5. Silver and tin continue to dissolve in the liquid mercury, which then becomes saturated with silver and tin. New γ1 and γ2 phases begin to precipitate. These are new compounds, the result of the setting reaction. Precipitation is a process in which a solid is formed from material dissolved in a liquid. Examples of precipitation include freezing water (ice is the precipitate), sugar that forms in old honey, and the curdling of milk (milk protein is the precipitate).
6. Precipitation of the γ1 and γ2 phases continues until the mercury is consumed and a solid mass results. The reaction products bind the unreacted γ particles together resulting in a “cored” structure.
D. Mercury/Alloy Ratio
The composition of the set dental amalgam depends on several factors. The mercury/alloy ratio is the amount of mercury that is mixed with the amalgam alloy. Using more mercury increases the mercury-containing reaction products.
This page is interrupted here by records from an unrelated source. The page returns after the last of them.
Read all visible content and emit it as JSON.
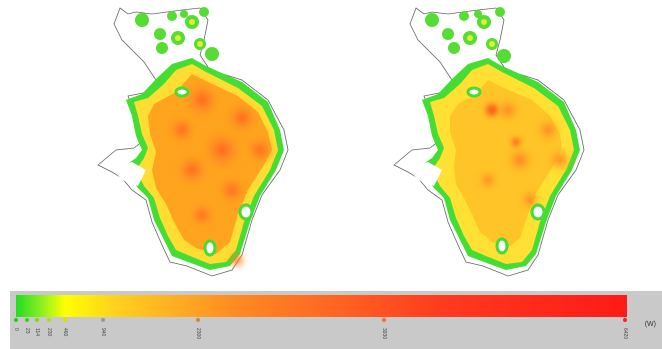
{
  "legend": {
    "unit": "(W)",
    "ticks": [
      {
        "label": "0",
        "color": "#22cc22"
      },
      {
        "label": "23",
        "color": "#44cc22"
      },
      {
        "label": "114",
        "color": "#77dd22"
      },
      {
        "label": "230",
        "color": "#aadd22"
      },
      {
        "label": "460",
        "color": "#dddd00"
      },
      {
        "label": "940",
        "color": "#999999"
      },
      {
        "label": "2300",
        "color": "#cc8844"
      },
      {
        "label": "3930",
        "color": "#ff6644"
      },
      {
        "label": "6420",
        "color": "#ff2222"
      }
    ]
  }
}
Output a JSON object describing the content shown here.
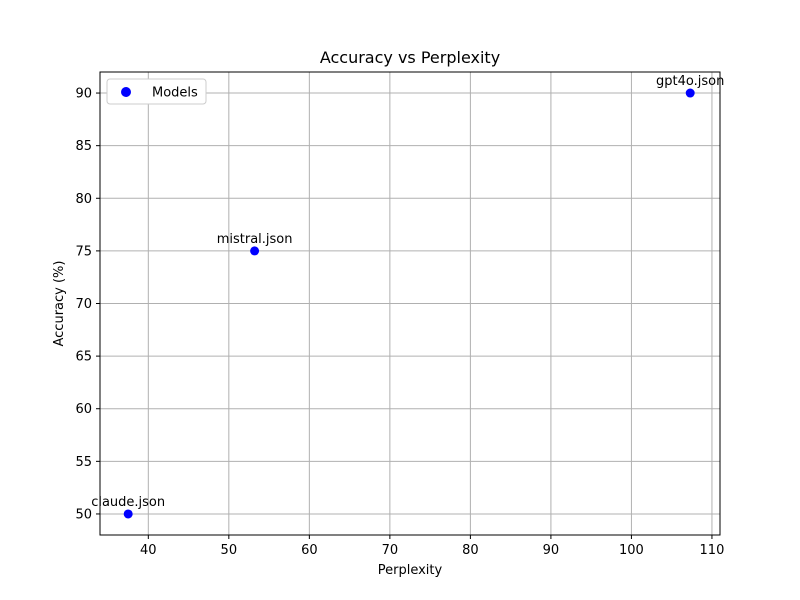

Using less mercury decreases the mercury-containing reaction products. Proper trituration and condensation techniques can also reduce the mercury content of the set amalgam. Because the mercury-containing reaction products are weaker than the Ag–Sn starting material, minimizing mercury results in an improved restoration. The strength of the amalgam is increased, and marginal breakdown is reduced. Remember, as with other dental materials, the liquid mercury must wet all alloy particles and form a cohesive mass without voids. An inadequate mercury/alloy ratio results in voids and poor restorations.
E. Microstructure of Low-Copper Amalgams—Optional
Dental amalgams are a mixture of elements and phases.
1. The γ (Ag–Sn) phase is typically the strongest and most corrosion-resistant phase. It is approximately one-quarter of the volume of a dental amalgam.
2. The γ1 (Ag–Hg) phase is somewhat strong and corrosion resistant, but it is also brittle. The γ1 phase makes up approximately half of the amalgam and is the matrix phase that holds this multiphase material together.
3. The γ2 (Sn–Hg) phase is the weakest and most corrosion prone. It makes up approximately one-tenth of the material, but is the “weak link” in the structure.
4. It is important to realize that the chemical formulas for amalgam phases do not include minor components, which affect the properties of each phase and of the resulting amalgam. The γ1 (Ag–Hg) phase usually contains some copper, tin, zinc, and other amalgam alloying elements.
V. High-Copper Dental Amalgams
Starting in the 1960s, a variety of high-copper dental amalgams were developed. The clinical performance of many, but not all, of these amalgams is superior to that of the best low-copper amalgams. The significant factor that determined improved performance is elimination of the weak γ2 phase. Strength is increased, and corrosion and marginal breakdown are reduced. Currently, high-copper amalgams dominate the dental market. These high-copper amalgams can be categorized into several groups.
A. Admix High-Copper Amalgam
“Blended,” “admix,” or “dispersion” alloys are a mixture of two kinds of particles, as shown in Figure 6.6C.
1. These high-copper amalgams contain lathe-cut particles with the same composition as those of the low-copper amalgam alloys, silver and tin. The other particles are spherical and contain 28% copper and 72% silver. This composition is called the Ag–Cu eutectic.
2. The first high-copper amalgam was “Dispersalloy,” developed by Innes and Yondelis in Canada in 1963. It was originally sold to Johnson & Johnson, but the patent and trademark have since been sold several times to other dental materials companies. Several admix amalgams are available, but Dispersalloy maintains a significant market share.